Seakan tak mau kalah sigap dari Kabinet Indonesia Bersatu II, geng diskusi Aangkringan Lik No, Noyo, Sutorro, dan Subarry Manilauw-pada sebuah siang segera menggelar Forobda alias forum obrolan dadakan. Agenda utama forum siang itu cukup istimewa.

Promosi Primata, Permata Indonesia yang Terancam Hilang

Apalagi kalau bukan seputar pembentukan kabinet yang penuh tanda tanya itu. Tak tanggung-tanggung, konco lawas tersebut sengaja mengundang salah seorang pejabat RW, yang juga beker ja di kantor pemerintahan, Surya Manggala, sobat kental Noyorono. Meski masih berusia relatif muda, pertengahan 40-an, Surya sudah 5 tahun berada di posisi eselon I. “Pak Surya, piye ki penyusunan kabinet, selain kebanyakan anggota kabinet berstatus pini sepuh [lebih banyak yang berusia lanjut], juga terkesan dramatis dan agak tragis… Soalnya, ada yang ‘dikorbankan’ segala,” ujar Subarry setelah basa-basi sejenak.

“Iya, ini agak tragis memang. Tanpa ba, bi, bu… salah satu kandidat menteri dieliminasi begitu saja tanpa penjelasan. Kasihan, siapa tahu sudah diucapin selamat oleh keluarganya… Oleh banyak kolega…, dan sebagainya, tiba-tiba urung,” kata Surya. “Ya, tapi juga sudah dikatakan sebelumnya bahwa dari seluruh kandidat menteri yang diundang untuk beraudisi ke Cikeas, hanya 90% yang akan benar-benar menjadi menteri. Bukan salah pengundang dong…” tutur Suto yang mencoba bersikap netral.

“Kalau memang seperti itu kondisinya, Kang Suto, kenapa tidak sekalian dipanggil dua kandidat untuk setiap posisi calon menteri, dengan demikian kans masing-masing untuk diangkat sebagai menteri sama semuanya, hanya 50 persen. Saya kira ini akan lebih fair bagi siapa pun…” Noyo menengahi.

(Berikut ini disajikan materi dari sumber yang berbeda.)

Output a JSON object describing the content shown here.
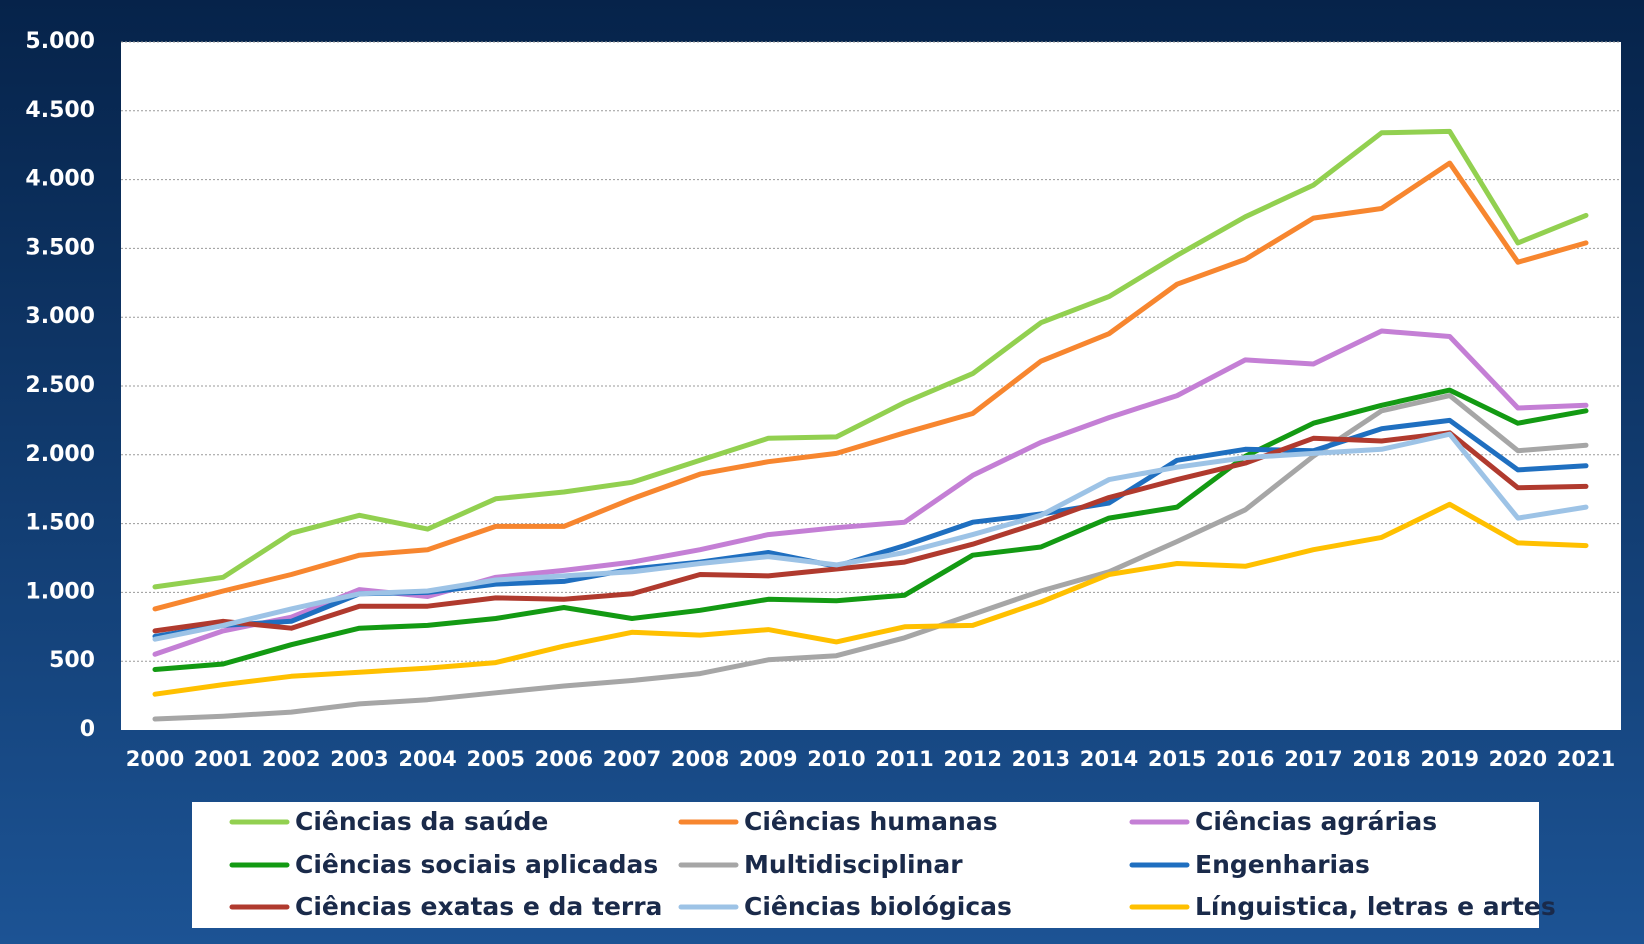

“Wah, ya ndak bisa gitu Noy… Itu malah merepotkan pasangan presiden dan wakil presiden nantinya… Lagian, memilih menteri itu kan bagian dari hak prerogatif presiden, jadi dengan cara apa pun, model bagaimanapun, saya kira presiden bolah-boleh saja, termasuk untuk tidak memilih salah satu ataupun salah lima kandidat,” tukas Suto. “Kejem bener…” tutur Subarry lirih. “Apa? Siapa yang kejam Bar? Ini sudah lumrah terjadi… di negara mana pun juga begitu….” sergah Suto dengan nada agak meninggi.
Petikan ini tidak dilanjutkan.